Prone compared with supine sleeping is associated with an increased risk of sudden infant death syndrome (SIDS), and some studies have shown that prone sleeping may be particularly a risk factor in prematurely born infants.13 Although the significant association of prone sleeping and SIDS is well known, some babies, including those born prematurely, are still slept prone at the high‐risk age for SIDS.14 Several studies have highlighted that parents are strongly influenced by health professionals with regard to their choice of sleeping position for their infant. In a survey of 100 healthy infants,15 perceptions by parents of instructions from a doctor or nurse regarding the position in which the infants should be placed in the nursery were associated with the position parents reported placing their infants to sleep at home. Similarly, mothers of prone sleeping very low birthweight infants in one prospective cohort study16 often reported the influence of medical professionals and nursery practices as most important in their choice of sleeping practice. Worryingly, the results of a national survey in the UK17 revealed that in some neonatal units prematurely born infants were slept prone even just prior to discharge. We hope our data encourage neonatal practitioners to nurse non‐oxygen‐dependent infants supine from 32 weeks' PMA. Such a strategy would mean that parents would see their baby being nursed supine for several weeks before discharge and reinforce the message to sleep their baby supine at home.

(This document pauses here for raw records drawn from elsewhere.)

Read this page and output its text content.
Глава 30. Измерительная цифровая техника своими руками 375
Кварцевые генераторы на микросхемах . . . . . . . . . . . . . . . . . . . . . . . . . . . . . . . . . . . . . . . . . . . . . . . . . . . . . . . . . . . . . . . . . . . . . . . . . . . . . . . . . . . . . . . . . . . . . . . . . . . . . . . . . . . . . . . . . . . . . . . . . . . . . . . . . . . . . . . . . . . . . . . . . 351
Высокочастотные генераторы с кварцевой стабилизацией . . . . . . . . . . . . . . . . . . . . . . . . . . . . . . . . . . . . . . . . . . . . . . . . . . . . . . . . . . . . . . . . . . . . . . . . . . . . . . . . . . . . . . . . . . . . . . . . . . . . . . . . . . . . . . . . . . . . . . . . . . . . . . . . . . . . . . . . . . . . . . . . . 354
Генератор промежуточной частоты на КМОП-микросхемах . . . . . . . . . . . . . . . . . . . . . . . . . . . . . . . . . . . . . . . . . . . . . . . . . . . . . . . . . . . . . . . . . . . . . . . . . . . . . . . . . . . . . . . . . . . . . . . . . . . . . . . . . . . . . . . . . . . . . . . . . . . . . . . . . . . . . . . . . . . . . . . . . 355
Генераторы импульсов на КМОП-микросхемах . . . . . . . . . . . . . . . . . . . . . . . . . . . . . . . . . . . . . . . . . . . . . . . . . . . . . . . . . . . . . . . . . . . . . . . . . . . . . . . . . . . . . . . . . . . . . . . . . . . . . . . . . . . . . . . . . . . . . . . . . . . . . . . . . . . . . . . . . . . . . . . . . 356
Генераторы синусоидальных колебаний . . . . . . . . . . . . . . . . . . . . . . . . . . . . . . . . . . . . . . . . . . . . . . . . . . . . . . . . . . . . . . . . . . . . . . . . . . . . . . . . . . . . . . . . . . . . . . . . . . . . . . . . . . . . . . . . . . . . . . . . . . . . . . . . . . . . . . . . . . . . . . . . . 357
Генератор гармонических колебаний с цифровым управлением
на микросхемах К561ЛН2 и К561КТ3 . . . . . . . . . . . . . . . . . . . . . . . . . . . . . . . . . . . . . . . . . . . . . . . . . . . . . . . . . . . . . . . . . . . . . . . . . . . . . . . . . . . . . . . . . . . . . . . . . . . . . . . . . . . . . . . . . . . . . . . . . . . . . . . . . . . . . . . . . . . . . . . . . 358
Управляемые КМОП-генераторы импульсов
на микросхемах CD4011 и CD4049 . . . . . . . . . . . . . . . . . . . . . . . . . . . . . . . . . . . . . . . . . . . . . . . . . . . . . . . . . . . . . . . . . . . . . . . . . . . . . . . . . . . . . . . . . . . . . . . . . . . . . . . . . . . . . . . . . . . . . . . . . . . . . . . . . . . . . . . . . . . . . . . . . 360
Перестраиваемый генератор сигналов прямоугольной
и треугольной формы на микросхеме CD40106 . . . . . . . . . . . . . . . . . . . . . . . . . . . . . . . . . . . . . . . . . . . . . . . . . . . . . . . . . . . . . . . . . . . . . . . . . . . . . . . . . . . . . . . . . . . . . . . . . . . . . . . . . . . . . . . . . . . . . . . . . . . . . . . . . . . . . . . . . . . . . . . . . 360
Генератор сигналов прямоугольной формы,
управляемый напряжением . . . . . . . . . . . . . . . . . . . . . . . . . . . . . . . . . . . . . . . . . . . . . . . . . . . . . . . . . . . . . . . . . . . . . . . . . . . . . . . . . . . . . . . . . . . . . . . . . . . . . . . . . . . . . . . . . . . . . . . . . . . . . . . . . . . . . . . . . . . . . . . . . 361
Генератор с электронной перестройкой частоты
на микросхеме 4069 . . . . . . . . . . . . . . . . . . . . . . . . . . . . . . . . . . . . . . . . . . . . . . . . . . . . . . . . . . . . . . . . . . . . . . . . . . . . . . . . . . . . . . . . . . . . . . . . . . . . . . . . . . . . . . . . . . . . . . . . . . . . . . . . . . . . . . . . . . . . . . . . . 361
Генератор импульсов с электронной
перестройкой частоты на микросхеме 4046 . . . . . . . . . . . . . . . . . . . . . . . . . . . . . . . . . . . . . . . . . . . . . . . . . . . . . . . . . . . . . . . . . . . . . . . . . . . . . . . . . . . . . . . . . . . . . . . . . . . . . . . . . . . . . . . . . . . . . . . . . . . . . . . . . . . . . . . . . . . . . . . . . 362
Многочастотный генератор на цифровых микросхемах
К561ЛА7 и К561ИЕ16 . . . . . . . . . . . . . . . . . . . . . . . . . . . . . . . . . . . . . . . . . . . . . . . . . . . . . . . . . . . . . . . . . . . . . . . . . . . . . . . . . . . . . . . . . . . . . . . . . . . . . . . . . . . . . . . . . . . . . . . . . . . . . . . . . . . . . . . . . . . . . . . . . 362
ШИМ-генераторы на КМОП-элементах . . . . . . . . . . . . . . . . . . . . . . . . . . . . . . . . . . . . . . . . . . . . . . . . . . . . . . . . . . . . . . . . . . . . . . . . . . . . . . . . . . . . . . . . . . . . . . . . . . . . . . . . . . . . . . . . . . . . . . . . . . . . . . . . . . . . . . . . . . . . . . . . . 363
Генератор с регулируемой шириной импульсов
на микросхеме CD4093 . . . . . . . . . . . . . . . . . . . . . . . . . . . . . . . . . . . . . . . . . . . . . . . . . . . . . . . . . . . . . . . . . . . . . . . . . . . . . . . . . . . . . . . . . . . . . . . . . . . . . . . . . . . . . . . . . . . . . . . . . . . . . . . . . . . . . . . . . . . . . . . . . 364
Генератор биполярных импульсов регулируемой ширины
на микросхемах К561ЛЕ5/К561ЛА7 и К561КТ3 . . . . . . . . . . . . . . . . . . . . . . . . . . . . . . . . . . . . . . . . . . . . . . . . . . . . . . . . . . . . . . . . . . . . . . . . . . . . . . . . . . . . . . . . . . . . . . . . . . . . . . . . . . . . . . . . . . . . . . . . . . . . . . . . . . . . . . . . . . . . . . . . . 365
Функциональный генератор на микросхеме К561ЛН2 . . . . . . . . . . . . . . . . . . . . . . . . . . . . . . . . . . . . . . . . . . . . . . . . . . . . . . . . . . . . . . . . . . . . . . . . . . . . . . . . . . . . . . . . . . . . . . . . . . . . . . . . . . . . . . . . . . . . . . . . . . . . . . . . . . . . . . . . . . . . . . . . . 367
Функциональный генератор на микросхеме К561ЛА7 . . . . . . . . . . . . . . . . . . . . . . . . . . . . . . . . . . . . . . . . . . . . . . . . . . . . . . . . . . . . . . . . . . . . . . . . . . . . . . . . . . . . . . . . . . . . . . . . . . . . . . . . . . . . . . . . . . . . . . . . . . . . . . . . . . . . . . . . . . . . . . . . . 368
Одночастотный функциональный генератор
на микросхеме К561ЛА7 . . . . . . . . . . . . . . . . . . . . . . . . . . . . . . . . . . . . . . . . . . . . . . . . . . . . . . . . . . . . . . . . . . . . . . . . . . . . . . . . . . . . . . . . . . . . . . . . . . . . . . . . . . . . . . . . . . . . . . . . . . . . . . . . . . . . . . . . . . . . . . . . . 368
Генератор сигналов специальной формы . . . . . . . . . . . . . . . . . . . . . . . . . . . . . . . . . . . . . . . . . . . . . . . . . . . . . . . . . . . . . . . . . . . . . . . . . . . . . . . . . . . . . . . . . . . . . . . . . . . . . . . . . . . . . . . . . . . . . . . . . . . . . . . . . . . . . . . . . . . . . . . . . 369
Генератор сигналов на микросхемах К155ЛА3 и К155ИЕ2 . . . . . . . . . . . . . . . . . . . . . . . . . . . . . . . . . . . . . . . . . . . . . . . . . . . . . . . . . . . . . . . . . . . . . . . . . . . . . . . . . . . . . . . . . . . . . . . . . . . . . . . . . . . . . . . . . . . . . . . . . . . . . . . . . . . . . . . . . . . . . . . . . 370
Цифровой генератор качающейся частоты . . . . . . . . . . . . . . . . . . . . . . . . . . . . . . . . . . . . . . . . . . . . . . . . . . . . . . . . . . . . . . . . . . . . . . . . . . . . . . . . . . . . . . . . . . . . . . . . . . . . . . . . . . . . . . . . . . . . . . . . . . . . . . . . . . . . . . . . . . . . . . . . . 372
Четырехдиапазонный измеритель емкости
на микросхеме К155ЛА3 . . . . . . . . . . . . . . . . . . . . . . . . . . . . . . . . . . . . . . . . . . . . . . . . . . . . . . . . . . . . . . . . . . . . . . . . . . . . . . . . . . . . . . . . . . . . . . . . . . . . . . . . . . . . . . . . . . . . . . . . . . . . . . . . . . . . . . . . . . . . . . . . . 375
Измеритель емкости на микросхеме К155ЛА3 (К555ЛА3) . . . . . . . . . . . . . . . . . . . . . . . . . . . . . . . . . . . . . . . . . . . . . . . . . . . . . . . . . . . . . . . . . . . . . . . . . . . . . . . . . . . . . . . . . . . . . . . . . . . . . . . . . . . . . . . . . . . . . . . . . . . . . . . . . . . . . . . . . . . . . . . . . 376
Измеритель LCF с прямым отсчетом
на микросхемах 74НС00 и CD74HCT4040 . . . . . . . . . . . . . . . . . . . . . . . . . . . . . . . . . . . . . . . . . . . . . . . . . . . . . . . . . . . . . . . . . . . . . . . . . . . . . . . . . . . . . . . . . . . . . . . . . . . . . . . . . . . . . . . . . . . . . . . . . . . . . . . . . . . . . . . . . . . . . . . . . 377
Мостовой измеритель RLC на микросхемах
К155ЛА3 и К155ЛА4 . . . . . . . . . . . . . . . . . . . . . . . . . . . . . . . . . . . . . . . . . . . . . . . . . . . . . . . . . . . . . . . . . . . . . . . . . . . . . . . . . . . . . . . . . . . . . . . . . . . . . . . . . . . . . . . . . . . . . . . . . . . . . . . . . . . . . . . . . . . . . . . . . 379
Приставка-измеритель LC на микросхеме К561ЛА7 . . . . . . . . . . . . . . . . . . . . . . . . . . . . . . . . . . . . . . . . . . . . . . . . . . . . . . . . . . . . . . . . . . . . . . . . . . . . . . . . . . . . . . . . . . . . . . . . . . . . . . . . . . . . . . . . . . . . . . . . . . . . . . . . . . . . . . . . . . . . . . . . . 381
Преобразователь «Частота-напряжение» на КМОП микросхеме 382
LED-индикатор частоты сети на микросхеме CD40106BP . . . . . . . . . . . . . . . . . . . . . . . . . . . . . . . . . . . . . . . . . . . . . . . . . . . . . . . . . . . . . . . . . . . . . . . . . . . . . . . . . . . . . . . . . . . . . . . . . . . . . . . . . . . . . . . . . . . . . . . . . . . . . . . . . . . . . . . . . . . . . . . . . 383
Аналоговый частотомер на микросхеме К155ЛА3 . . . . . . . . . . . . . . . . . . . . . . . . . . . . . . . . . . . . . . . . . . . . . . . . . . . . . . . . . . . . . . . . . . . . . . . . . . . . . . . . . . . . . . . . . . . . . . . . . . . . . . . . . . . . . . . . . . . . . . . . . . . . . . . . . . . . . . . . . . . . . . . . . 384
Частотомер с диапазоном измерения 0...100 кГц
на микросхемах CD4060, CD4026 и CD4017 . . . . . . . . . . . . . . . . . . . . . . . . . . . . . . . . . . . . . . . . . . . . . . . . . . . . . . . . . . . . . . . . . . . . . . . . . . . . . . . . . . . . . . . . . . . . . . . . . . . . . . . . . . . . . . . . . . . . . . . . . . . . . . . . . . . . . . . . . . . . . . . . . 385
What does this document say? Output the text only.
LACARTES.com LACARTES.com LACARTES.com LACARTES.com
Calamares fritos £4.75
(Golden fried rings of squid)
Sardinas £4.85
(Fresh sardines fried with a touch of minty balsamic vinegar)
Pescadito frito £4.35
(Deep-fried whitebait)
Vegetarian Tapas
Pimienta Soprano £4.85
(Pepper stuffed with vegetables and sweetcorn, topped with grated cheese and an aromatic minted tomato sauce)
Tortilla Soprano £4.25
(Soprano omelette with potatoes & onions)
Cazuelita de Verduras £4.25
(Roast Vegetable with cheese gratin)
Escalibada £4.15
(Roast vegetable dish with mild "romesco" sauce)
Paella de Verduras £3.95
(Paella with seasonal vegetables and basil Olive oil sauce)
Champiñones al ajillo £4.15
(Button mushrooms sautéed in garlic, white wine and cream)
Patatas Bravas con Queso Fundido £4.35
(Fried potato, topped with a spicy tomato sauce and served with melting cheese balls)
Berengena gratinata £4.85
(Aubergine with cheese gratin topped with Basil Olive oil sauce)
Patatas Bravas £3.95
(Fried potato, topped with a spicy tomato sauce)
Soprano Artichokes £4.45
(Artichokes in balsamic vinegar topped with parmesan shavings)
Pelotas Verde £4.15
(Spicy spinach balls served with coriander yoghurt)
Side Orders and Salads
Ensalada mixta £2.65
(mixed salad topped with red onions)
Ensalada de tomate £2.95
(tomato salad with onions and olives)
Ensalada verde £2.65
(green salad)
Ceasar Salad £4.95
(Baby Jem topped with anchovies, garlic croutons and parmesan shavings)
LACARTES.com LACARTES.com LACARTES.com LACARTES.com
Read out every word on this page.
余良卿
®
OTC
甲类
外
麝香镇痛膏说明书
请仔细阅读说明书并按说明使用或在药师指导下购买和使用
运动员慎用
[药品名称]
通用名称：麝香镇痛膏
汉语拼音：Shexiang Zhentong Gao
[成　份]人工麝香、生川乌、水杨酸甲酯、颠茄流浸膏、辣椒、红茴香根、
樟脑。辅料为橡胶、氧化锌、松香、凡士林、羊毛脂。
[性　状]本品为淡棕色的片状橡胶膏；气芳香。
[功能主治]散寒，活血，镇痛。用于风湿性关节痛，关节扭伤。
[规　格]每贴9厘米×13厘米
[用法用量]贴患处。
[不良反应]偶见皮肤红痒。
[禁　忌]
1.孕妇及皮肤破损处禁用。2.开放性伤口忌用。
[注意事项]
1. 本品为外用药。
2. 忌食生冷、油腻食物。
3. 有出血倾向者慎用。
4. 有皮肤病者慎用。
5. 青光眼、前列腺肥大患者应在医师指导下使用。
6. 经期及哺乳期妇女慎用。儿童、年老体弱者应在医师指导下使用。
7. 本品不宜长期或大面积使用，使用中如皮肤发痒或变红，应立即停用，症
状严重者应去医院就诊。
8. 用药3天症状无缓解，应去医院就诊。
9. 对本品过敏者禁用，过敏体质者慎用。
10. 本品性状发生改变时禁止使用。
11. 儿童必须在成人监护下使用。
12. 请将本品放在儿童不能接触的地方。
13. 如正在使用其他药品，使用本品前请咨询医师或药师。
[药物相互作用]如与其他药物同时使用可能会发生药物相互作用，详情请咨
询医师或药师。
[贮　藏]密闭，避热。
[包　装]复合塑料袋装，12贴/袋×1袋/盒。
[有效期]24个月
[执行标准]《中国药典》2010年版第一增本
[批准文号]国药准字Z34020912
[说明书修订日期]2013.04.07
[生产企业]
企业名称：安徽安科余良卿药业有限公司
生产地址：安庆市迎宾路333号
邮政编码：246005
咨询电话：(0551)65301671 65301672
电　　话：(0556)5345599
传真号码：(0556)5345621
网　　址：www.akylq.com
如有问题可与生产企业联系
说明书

In conclusion, we found that position influenced lung volumes in prematurely born infants from 32 weeks' PMA. The changes in lung volume, however, were not associated with appreciable changes in oxygenation in infants without respiratory distress. We thus advocate that infants who are not dependent on oxygen, from 32 weeks' PMA, should be nursed supine on the neonatal unit. As our infants were only monitored in each position for an hour, we recommend continuing monitoring oxygen saturation beyond 32 weeks' PMA to be certain that longer periods of supine sleeping are not associated with loss of lung volume and hypoxaemia. This should be done routinely in clinical practice. At 32 weeks' PMA, prematurely born infants are relatively mature. The optimal sleeping position for infants without respiratory problems and of younger PMA merits testing.
We acknowledge the Joint Research Committee of King's College Hospital, the Foundation for the Study of Sudden Infant Death and the Amanda Smith Foundation. We thank Mrs Deirdre Gibbons for secretarial assistance.
FRC - functional residual capacity
PMA - postmenstrual age
Spo2 - pulse oximeter oxygen saturation
Competing interests: None.
Ethics approval: This study was approved by the King's College Hospital Research Ethics Committee.